I think I want to be in foreign affairs. It’s not an original calling but a genuine calling just the same.
For years, I’ve wondered blankly about what I really wanted to do in my life. I’ve wanted to be a writer, a comic book artist, a teacher, and of course, a rock star (like a sweet dream atop a heap of sour reality). But yeah, I’ve mostly wondered blankly at such desires. Something was always missing when I think of them, like not a single one of them was “it.” But this–this latest apple to fall on my black and blue head seems to be the real thing.
Curiously, there is this fresh, blossoming desire to learn and fiddle with things. I want to put the itchy tips of my fingers on whatever stuff that has to do with foreign affairs. I want to read and read and read and write and write and write. I want to drink this calling like a cold glass of bubbly cola.
Curiously, too, the point of it doesn’t even matter. But maybe that’s just me. I could definitely say I’m not doing it for some high ideal for the sake of something as large and pure as “humanity.” Call me cold-blooded but it doesn’t have to do with doing something significant for the world. The thing is, I just want to be in foreign affairs for the sake of experiencing it. I want a taste of it, like I want a taste of that Wendy’s Baconator that I still haven’t tried thanks to the f*cking price tag. Then I want my fill of it.
The feeling is awesome. It’s like finally seeing the long-pondered mystery over the hedge. My spirit is revived and I want to start on this journey right after I get up from my chair. I want the first person I meet on the street to ask me, “What are your plans?” And for the first time, I’d say without a doubt, “I’ll be in foreign affairs.”
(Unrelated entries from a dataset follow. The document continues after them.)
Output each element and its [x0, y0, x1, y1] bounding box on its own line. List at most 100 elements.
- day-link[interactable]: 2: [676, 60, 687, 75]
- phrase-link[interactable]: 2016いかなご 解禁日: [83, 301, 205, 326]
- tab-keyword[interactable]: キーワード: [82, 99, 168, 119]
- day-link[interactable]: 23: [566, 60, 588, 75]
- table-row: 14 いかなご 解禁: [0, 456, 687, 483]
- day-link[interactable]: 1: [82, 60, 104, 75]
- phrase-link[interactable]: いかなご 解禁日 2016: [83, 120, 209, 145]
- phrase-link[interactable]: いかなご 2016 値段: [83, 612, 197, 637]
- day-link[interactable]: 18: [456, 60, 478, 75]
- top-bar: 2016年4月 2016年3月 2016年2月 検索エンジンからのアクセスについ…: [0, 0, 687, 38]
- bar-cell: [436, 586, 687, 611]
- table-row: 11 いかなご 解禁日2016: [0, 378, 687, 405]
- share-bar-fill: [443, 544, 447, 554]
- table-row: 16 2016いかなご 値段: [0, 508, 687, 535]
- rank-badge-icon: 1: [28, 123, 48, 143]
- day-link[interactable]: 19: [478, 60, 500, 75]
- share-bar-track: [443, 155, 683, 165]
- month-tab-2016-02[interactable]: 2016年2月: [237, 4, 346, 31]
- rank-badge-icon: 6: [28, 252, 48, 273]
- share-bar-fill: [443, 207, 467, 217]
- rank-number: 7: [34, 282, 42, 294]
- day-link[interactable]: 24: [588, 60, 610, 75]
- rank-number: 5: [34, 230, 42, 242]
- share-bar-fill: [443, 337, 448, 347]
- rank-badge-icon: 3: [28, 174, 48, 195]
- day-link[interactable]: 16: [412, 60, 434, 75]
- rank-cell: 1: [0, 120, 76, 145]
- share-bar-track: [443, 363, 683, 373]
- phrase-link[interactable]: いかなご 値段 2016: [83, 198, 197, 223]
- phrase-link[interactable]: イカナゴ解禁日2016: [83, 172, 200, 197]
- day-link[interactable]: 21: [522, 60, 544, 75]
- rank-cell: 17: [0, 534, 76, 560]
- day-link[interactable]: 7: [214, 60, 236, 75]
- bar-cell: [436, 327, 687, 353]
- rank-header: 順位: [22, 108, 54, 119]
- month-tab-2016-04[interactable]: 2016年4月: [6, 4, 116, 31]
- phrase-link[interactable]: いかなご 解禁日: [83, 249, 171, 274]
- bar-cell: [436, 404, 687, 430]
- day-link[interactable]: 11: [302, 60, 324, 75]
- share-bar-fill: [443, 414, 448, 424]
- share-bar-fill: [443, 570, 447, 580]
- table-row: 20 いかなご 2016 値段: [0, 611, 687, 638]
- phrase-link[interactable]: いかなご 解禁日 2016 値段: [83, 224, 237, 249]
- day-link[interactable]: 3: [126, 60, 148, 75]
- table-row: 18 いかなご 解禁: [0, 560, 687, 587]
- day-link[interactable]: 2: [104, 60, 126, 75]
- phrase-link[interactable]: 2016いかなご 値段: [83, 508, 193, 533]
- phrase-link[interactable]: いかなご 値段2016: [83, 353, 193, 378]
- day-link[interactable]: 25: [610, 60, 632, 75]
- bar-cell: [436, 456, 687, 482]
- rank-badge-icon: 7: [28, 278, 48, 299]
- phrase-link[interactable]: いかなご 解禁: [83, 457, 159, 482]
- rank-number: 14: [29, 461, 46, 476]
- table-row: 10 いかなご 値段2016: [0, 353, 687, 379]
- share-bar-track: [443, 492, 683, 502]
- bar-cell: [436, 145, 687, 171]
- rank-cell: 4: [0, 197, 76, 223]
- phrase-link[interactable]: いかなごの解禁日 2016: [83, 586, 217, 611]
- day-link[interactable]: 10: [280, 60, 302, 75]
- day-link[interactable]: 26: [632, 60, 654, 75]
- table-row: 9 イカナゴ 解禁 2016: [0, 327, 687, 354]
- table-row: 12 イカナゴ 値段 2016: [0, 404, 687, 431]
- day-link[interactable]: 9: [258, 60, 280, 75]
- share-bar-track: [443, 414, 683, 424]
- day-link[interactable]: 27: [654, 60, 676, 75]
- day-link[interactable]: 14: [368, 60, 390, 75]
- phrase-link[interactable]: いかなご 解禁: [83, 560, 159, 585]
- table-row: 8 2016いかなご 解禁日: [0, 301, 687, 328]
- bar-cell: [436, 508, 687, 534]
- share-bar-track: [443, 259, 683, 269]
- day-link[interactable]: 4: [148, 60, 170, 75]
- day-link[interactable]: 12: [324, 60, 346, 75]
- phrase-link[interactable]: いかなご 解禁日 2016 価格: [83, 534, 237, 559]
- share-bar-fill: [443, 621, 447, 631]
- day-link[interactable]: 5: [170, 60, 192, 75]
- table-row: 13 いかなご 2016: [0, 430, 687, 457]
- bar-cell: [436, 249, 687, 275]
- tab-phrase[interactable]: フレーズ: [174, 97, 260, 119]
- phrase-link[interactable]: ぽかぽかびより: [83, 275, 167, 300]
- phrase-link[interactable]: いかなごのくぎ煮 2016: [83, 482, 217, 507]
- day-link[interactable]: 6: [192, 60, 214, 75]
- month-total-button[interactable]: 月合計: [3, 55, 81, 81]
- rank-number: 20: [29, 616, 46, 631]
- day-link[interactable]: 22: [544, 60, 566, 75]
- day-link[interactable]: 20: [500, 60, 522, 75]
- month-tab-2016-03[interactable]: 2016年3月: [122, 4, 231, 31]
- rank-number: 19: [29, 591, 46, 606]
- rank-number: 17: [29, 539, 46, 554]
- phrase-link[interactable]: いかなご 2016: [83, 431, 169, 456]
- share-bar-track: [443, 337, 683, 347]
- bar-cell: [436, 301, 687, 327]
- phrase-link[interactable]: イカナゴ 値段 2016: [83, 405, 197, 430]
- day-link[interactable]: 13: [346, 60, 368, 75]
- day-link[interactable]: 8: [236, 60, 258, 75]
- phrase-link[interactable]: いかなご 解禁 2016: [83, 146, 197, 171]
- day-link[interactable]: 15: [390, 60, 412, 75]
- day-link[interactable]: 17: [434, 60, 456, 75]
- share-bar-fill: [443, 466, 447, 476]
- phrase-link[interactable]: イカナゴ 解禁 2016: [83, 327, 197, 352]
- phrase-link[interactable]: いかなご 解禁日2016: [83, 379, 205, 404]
Isn’t worrying about national histories, immigration, cultural differences, global issues and all that important stuff very interesting? I would say it’s definitely more interesting than drawing the front page of a comic book. Writing poems could beat my interest in it, but unfortunately, I don’t think I’ll get rich by weaving metaphors that only I could understand.
Of course, this calling may be the logical result of recent events. I lost my main job and was reduced to doing freelance writing where I don’t earn anything if I don’t work on anything (because that’s really the difference between salary and wage labor: the first one sometimes pays you to laze about). The tremendous amount of pressure of working for peanuts made me realize I needed something bigger than this — I wanted something bigger than this.
Then there’s the impending departure of Chemae to Canada. My powerlessness in stopping such an event from occurring made me realize how big and mighty the world is. I feel like a grain of sand in a beach that stretches from coast to coast. The world eats me alive and I want to bite back just to make it recognize that I was in it all the time.
Am I saying I want to be someone important?
Not really, but I do want to be more important. The most exciting part though is facing the challenges to achieve that goal. I’m after the thrill of the journey, not the destination, as they say.
The basic plan is to save, take an MA in International Studies, apply in the DFA, and then go from there to somewhere else. As I said, it’s not an original calling, but a genuine calling just the same.
Call my calling boring but I see myself pursuing it with drool all over my mouth. I think my directionless days are officially over.